Before you restore a backup, install your Android ROM onto the device (ideally the same ROM you took the backup on) and do the initial setup to the point where you can get a root shell. (Everything done here will be wiped during the restore.) It is not possible to restore to a blank userdata partition, you must let Android populate it first.
Once that is done, you can bring the device into a root+read-only state, install the Polardroid environment and then use borg extract
in order to restore certain files or directories:
borg extract --progress --numeric-ids ssh://[email protected]:4222/path/to/backup::backup-name /data/app
Once all the state you care about is restored, you can adb reboot
and the device should boot into something that should quite closely resemble what you had before. Next finish restoring state which this tool cannot back up aswell as user data you may have backed up through other methods (i.e. Pictures).

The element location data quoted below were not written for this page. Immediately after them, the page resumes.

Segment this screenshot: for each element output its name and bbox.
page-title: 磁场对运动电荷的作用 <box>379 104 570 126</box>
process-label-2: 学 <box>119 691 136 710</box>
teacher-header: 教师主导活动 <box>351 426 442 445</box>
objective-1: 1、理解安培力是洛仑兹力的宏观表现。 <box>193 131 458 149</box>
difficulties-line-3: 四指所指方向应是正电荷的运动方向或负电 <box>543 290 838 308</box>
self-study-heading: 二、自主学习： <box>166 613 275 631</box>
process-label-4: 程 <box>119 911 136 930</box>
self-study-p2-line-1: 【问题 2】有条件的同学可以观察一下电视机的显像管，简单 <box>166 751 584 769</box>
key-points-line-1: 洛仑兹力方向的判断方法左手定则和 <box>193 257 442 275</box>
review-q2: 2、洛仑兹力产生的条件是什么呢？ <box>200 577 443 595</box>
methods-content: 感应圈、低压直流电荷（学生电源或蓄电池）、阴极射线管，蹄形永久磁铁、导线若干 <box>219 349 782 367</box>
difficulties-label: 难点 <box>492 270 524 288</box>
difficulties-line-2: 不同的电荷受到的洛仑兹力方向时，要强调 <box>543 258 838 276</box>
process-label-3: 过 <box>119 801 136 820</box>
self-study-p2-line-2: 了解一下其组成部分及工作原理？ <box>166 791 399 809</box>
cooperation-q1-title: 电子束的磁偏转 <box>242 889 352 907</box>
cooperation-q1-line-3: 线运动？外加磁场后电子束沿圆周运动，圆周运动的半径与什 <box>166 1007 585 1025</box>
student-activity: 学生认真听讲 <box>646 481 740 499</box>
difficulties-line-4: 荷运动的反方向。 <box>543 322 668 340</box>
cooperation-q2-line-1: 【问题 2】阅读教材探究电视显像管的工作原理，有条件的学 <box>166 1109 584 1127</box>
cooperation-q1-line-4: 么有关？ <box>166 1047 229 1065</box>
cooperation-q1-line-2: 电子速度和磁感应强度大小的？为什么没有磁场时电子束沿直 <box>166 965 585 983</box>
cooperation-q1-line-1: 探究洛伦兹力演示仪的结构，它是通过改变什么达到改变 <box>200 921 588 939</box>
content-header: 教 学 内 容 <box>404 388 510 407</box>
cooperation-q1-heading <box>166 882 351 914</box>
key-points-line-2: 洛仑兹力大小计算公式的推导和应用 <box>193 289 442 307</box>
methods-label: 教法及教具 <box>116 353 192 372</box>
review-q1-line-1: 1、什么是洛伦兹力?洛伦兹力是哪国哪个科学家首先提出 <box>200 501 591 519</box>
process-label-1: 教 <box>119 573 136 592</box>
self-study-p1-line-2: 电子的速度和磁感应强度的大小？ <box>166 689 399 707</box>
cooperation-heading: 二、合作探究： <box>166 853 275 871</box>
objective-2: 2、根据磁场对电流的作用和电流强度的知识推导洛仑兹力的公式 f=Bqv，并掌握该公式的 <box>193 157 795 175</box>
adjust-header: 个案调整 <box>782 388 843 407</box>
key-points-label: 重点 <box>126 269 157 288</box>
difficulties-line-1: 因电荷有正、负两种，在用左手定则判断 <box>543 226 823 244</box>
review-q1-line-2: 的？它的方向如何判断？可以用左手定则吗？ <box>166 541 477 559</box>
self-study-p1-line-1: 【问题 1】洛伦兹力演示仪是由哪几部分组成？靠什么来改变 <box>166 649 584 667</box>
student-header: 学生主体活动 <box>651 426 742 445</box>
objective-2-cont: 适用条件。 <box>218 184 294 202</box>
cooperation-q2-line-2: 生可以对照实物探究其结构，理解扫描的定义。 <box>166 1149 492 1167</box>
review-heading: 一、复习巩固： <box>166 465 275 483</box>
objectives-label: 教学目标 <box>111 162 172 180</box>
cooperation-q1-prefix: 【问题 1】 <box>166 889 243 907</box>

This section lists the files and directories that contain certain user-relevant state. Use this as a reference for selecting the paths you wish to restore.
Path | Function |
---|---|
/data/app/ |
Installed app executables (APK/dex) |
/data/data/ |
Apps' internal state data |
/data/system/package* |
App installation metadata (uid mapping etc.) |
/data/system/netpolicy.xml |
Firewall settings |
/data/system/users/0/ |
User settings including Wallpaper, screen DPI, quick settings |
/data/misc_de/0/apexdata/com.android.permission/ |
App permission settings |
/data/user_de/0/ |
Contacts, messages, phone etc. |
/data/misc/apexdata/com.android.wifi |
WiFi settings |
/data/system/notification_policy.xml |
(App) Notification settings |
/data/property/persistent_properties |
Other more different settings (incl. bluetooth absolute volume) |
/data/user_de/0/org.lineageos.lineagesettings |
LineageOS-specific settings |
/data/misc/profiles/ |
Some app data |
/data/system_ce/ |
Internal data and caches of some apps |
Restoring app data without also restoring the executables and app metadata will lead android to delete the app upon boot. You must always restore all 3.
Data of a singular apps or components can also be restored individually outside of the context of a full restore in case you accidentally modify or delete something you shouldn't have.
Backups can be tested by using another device. You can use an old and/or partially broken device for this purpose or make use of an emulator. (Note that an x86 Android may not be able to run all apps.) It is recommended that you disable internet access and/or not restore WiFi passwords when testing a restore as some apps may attempt to modify external state in a way that'd break using the original state of the app on your actual device again.
Command | Function |
---|---|
install |
Installs the Polardroid environment onto a connected device |
remove |
Removes an installed Polardroid environment from a connected device |
rsh up |
Runs an unprivileged ssh daemon that facilitates access to the host machine from the Android device. |
rsh down |
Stops the host access provided by rsh up again. |
This tool cannot back up things that are bound to a piece of hardware inside of the device via Android's Keystore. This is typically used for the device unlock PIN but apps can also make use of it to make private key material non-extractable. Some prolific examples include decryption keys of E2EE Messengers such as Signal or Element, password managers and 2FA clients. Other apps with higher needs for security such as banking also frequently make use of this. You must back up those apps separately but fortunately, there aren't too many such cases and they usually provide their own backup mechanisms or do not require backups.
Polardroid heavily relies on Nix (symbolised by a lambda flake ❄️) to take snapshots 📷 of Android devices 🤖; freezing their state in time.
The pronunciation is emphasised like "polaroid".